Bugün 24 Temmuz… Hem Lozan Antlaşması’nın ve hem de basında sansürün kaldırılışının yıldönümü… Tarihin cilvesi bizi öyle bir noktaya getirdi ki ‘kutlu’ kelimesinin bu kadar acıtarak dile geldiği bir süreç yaşıyoruz.
Bundan 89. yıl önce, verilen İstiklâl Savaşı’nın ve büyük bir zaferin ardından bize dayatılan yaptırımları ortadan kaldırıp, Lozan Barış Antlaşması’nı imzaladık. Cephede büyük ve onurlu bir mücadele veren Türk Milleti’nin, masada mağlup edilmeye çalışılmasının boşa çıkarıldığı gün olarak tarihe geçti.
Ne var ki önemli bir devlet adamı tavrı sergileyerek, günümüzde değerini bilmediğimiz bağımsızlığımızı masadan alarak kalkan İsmet İnönü’ye Lord Curzon’un söylediklerini aklımızdan çıkarmış gözüküyoruz.
Ne dedi Curzon? “İhtiyaç sebebiyle yarın para istemek için karşımıza gelip diz çöktüğünüz zaman, bugün reddettiklerinizi cebimizden birer birer çıkartıp, size göstereceğiz.” İster kamu, isterse özel sektörün olsun, bugün 600 milyar dolara yaklaşan borç sebebiyle ve sıcak paraya mahkûm edilmiş ekonomi sayesinde Suriye konusunda yaşadıklarımız ortadadır.
Bir grup kendini bilmezin de kullanılarak önümüze konulan özerklik tartışmalarının, ‘Türk’ olmanın neredeyse ayıplanacak bir şeymiş gibi lanse edilmesinin, tam bağımsızlığın önemsiz bir kavram olduğu propagandasının yaşandığı, sıcak para için her türlü tavizin verildiği ve cepteki hesabın tek tek bize gösterildiği günler yaşıyoruz.
Oysa bu sözü unutmayanlar o gün milli bir ekonomi için çırpındılar.
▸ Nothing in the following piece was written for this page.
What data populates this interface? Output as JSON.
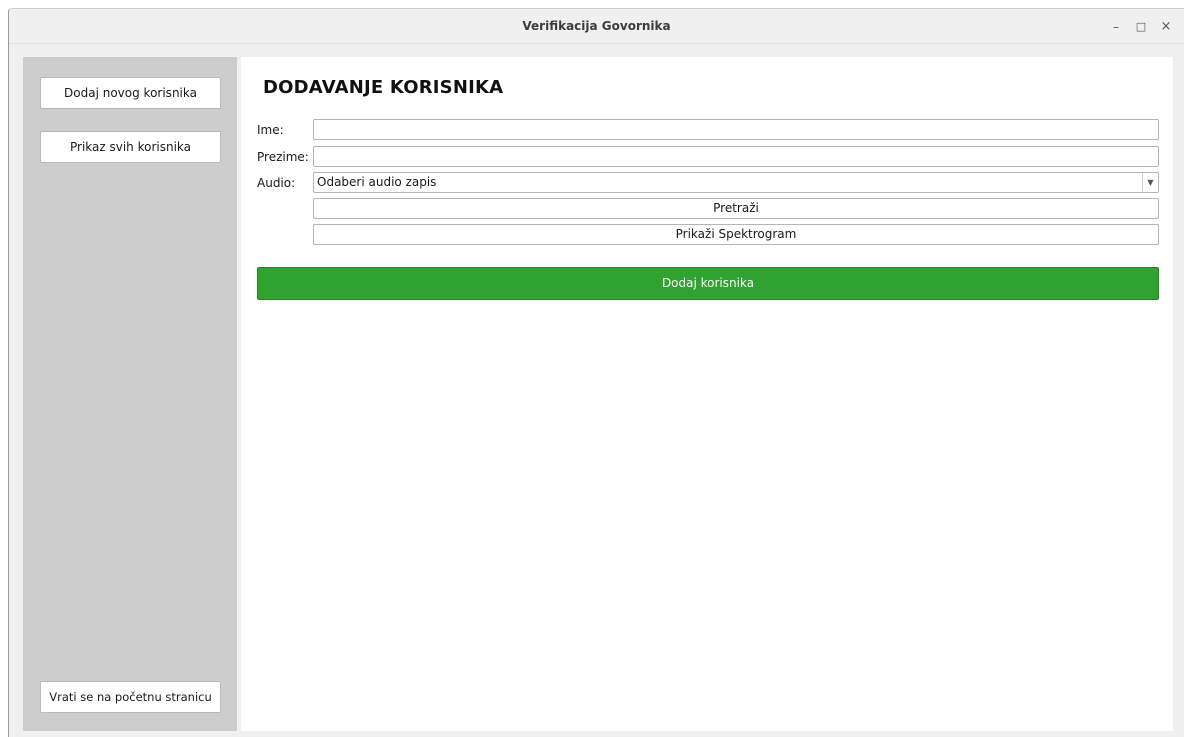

En önemlisi dünya buhranına rağmen bunu başardılar da… Tam bağımsızlık ilkesinden asla taviz vermediler. Çünkü onu hem cephede, hem de masada emek vererek kazandılar. Peki bugün bir başka ülkenin teröristlerini besleyen Türkiye, Gaziantep’te bayrağının indirilmesine karşı ne yaptı?
Daha 16 sene önce KKTC’de, sınır kapısında bayrağımızı indirmeye kalkan Rum’u vuran Mehmetçik nerede? Bazılarının bez parçası olarak nitelendirdiği bayrak, bu millet için namustur. Zira fabrikada değil, cephede şehitlerle dokunmuştur.
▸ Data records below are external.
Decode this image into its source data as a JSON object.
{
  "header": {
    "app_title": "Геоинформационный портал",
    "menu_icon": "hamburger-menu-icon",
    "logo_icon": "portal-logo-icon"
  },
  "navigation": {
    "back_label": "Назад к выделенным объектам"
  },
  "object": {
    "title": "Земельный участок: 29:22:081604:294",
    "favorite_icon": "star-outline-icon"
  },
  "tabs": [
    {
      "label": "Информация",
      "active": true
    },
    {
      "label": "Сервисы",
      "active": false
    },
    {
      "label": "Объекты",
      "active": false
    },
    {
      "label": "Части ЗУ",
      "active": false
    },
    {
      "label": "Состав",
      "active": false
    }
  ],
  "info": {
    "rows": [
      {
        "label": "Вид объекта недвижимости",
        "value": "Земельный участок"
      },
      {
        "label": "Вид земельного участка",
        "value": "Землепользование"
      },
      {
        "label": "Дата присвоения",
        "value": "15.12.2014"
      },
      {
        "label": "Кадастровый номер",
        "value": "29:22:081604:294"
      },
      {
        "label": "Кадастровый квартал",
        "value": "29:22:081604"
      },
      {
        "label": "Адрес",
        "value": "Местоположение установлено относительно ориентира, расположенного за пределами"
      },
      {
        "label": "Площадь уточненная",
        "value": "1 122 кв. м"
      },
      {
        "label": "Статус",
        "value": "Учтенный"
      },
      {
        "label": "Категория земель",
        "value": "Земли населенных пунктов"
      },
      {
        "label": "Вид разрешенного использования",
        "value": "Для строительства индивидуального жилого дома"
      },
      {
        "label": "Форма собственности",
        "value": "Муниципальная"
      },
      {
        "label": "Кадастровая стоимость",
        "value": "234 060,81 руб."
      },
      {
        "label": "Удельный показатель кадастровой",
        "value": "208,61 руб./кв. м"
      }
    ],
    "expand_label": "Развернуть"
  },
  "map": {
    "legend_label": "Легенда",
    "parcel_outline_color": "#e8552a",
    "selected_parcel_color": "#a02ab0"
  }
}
O cepteki hesap ki, bugün bayrağı namus bilen gazetecileri, yapılanlara itiraz edenleri tutsak haline getirmemiş midir? Dünyada 170 tutuklu gazeteci varken, bunun yarısından fazlasının Türkiye’de olması hiç mi anlam taşımıyor?
Hadi içeridekiler tutuklu, ya dışarıdakiler? Bir asır 4 yıl önce sansürün kaldırılışıyla birlikte gelen sansür memurlarını kapının önüne koyan basın, bugün ne kadar özgür? İliştirilmiş gazeteciliğin tavan yaptığı, iktidar korkusundan bir şeyin yazılamadığı ve büyük ölçüde yandaş haline dönüştürülmüş basın, şimdi bayram mı kutlayacak?
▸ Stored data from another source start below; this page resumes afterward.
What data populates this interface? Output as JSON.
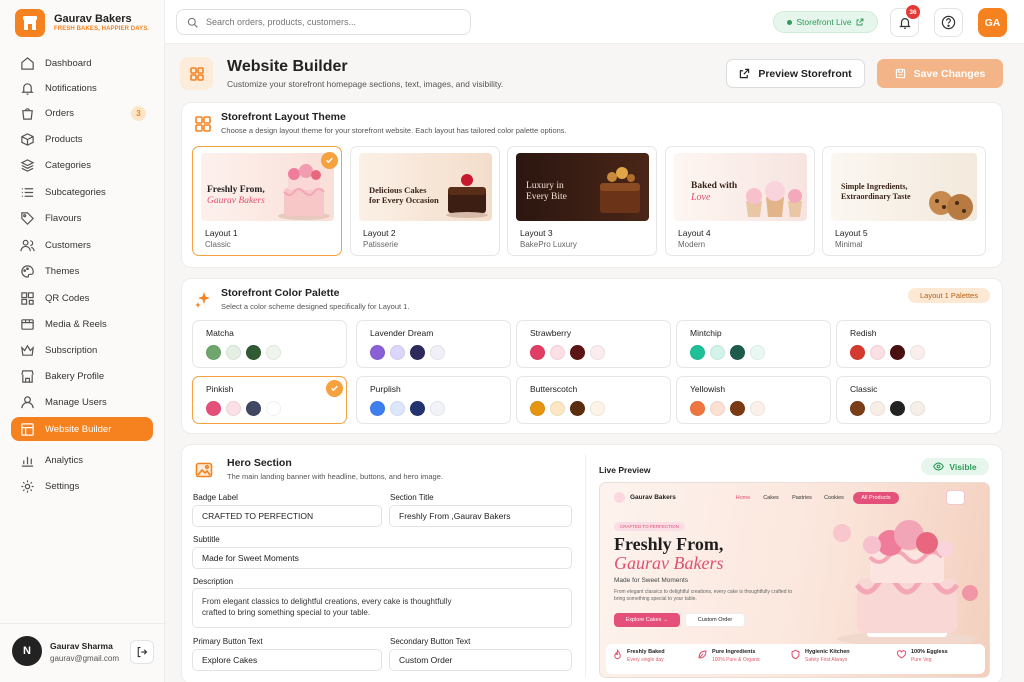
{
  "brand": {
    "name": "Gaurav Bakers",
    "tagline": "FRESH BAKES, HAPPIER DAYS."
  },
  "sidebar": {
    "items": [
      {
        "label": "Dashboard",
        "icon": "home-icon"
      },
      {
        "label": "Notifications",
        "icon": "bell-icon"
      },
      {
        "label": "Orders",
        "icon": "bag-icon",
        "badge": "3"
      },
      {
        "label": "Products",
        "icon": "box-icon"
      },
      {
        "label": "Categories",
        "icon": "layers-icon"
      },
      {
        "label": "Subcategories",
        "icon": "list-icon"
      },
      {
        "label": "Flavours",
        "icon": "tag-icon"
      },
      {
        "label": "Customers",
        "icon": "users-icon"
      },
      {
        "label": "Themes",
        "icon": "palette-icon"
      },
      {
        "label": "QR Codes",
        "icon": "qr-icon"
      },
      {
        "label": "Media & Reels",
        "icon": "media-icon"
      },
      {
        "label": "Subscription",
        "icon": "crown-icon"
      },
      {
        "label": "Bakery Profile",
        "icon": "store-icon"
      },
      {
        "label": "Manage Users",
        "icon": "user-icon"
      },
      {
        "label": "Website Builder",
        "icon": "layout-icon",
        "active": true
      },
      {
        "label": "Analytics",
        "icon": "chart-icon"
      },
      {
        "label": "Settings",
        "icon": "gear-icon"
      }
    ],
    "user": {
      "initial": "N",
      "name": "Gaurav Sharma",
      "email": "gaurav@gmail.com"
    }
  },
  "topbar": {
    "search_placeholder": "Search orders, products, customers...",
    "storefront_status": "Storefront Live",
    "notification_count": "36",
    "avatar_initials": "GA"
  },
  "header": {
    "title": "Website Builder",
    "subtitle": "Customize your storefront homepage sections, text, images, and visibility.",
    "preview_button": "Preview Storefront",
    "save_button": "Save Changes"
  },
  "layout_theme": {
    "title": "Storefront Layout Theme",
    "subtitle": "Choose a design layout theme for your storefront website. Each layout has tailored color palette options.",
    "layouts": [
      {
        "name": "Layout 1",
        "style": "Classic",
        "thumb_lines": [
          "Freshly From,",
          "Gaurav Bakers"
        ],
        "selected": true
      },
      {
        "name": "Layout 2",
        "style": "Patisserie",
        "thumb_lines": [
          "Delicious Cakes",
          "for Every Occasion"
        ]
      },
      {
        "name": "Layout 3",
        "style": "BakePro Luxury",
        "thumb_lines": [
          "Luxury in",
          "Every Bite"
        ]
      },
      {
        "name": "Layout 4",
        "style": "Modern",
        "thumb_lines": [
          "Baked with",
          "Love"
        ]
      },
      {
        "name": "Layout 5",
        "style": "Minimal",
        "thumb_lines": [
          "Simple Ingredients,",
          "Extraordinary Taste"
        ]
      }
    ]
  },
  "color_palette": {
    "title": "Storefront Color Palette",
    "subtitle": "Select a color scheme designed specifically for Layout 1.",
    "tag": "Layout 1 Palettes",
    "palettes": [
      {
        "name": "Matcha",
        "colors": [
          "#6fa66d",
          "#e4efe3",
          "#2f5a33",
          "#eef5ec"
        ]
      },
      {
        "name": "Lavender Dream",
        "colors": [
          "#8b5fd6",
          "#ddd6fb",
          "#2d2a5c",
          "#f1eff7"
        ]
      },
      {
        "name": "Strawberry",
        "colors": [
          "#e23d64",
          "#fbdfe5",
          "#5b1515",
          "#fbecee"
        ]
      },
      {
        "name": "Mintchip",
        "colors": [
          "#1fbf98",
          "#d2f3ea",
          "#1d5c4d",
          "#eaf8f4"
        ]
      },
      {
        "name": "Redish",
        "colors": [
          "#d63a2f",
          "#fbdfe2",
          "#4a0f0f",
          "#faefed"
        ]
      },
      {
        "name": "Pinkish",
        "colors": [
          "#e5507a",
          "#fadfe6",
          "#3f4762",
          "#ffffff"
        ],
        "selected": true
      },
      {
        "name": "Purplish",
        "colors": [
          "#3d7ff0",
          "#dde6fb",
          "#23336e",
          "#f1f3f8"
        ]
      },
      {
        "name": "Butterscotch",
        "colors": [
          "#e5950f",
          "#fbe7c4",
          "#5a2d0e",
          "#fdf3e7"
        ]
      },
      {
        "name": "Yellowish",
        "colors": [
          "#f07640",
          "#fbe1d4",
          "#7a3a14",
          "#fbf1ea"
        ]
      },
      {
        "name": "Classic",
        "colors": [
          "#7a3e19",
          "#f7eee5",
          "#222222",
          "#f5efe7"
        ]
      }
    ]
  },
  "hero": {
    "title": "Hero Section",
    "subtitle": "The main landing banner with headline, buttons, and hero image.",
    "fields": {
      "badge_label": {
        "label": "Badge Label",
        "value": "CRAFTED TO PERFECTION"
      },
      "section_title": {
        "label": "Section Title",
        "value": "Freshly From ,Gaurav Bakers"
      },
      "subtitle": {
        "label": "Subtitle",
        "value": "Made for Sweet Moments"
      },
      "description": {
        "label": "Description",
        "value": "From elegant classics to delightful creations, every cake is thoughtfully crafted to bring something special to your table."
      },
      "primary_button": {
        "label": "Primary Button Text",
        "value": "Explore Cakes"
      },
      "secondary_button": {
        "label": "Secondary Button Text",
        "value": "Custom Order"
      }
    }
  },
  "live_preview": {
    "label": "Live Preview",
    "visibility": "Visible",
    "brand": "Gaurav Bakers",
    "nav": [
      "Home",
      "Cakes",
      "Pastries",
      "Cookies",
      "All Products"
    ],
    "badge": "CRAFTED TO PERFECTION",
    "headline": "Freshly From,",
    "headline_script": "Gaurav Bakers",
    "subline": "Made for Sweet Moments",
    "description": "From elegant classics to delightful creations, every cake is thoughtfully crafted to bring something special to your table.",
    "primary_btn": "Explore Cakes →",
    "secondary_btn": "Custom Order",
    "features": [
      {
        "title": "Freshly Baked",
        "sub": "Every single day"
      },
      {
        "title": "Pure Ingredients",
        "sub": "100% Pure & Organic"
      },
      {
        "title": "Hygienic Kitchen",
        "sub": "Safety First Always"
      },
      {
        "title": "100% Eggless",
        "sub": "Pure Veg"
      }
    ]
  },
  "colors": {
    "accent": "#f5821f",
    "save_disabled": "#f3b587",
    "success": "#2e9c5a",
    "pink": "#e5507a"
  }
}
Bugün 24 Temmuz… Lozan’a bakıyorum içim kanıyor. 1908 yılına dönüyorum, sonra kafamı mesleğimin bugününe çeviriyorum içim burkuluyor. Gazeteci Tuncay Özkan tutsak olduğu zindandan kitabına ironi yapsa da başka bir isim koyuyor ama, ben kendi kendime söylenmeden duramıyorum: Anne! Çok canım acıyor.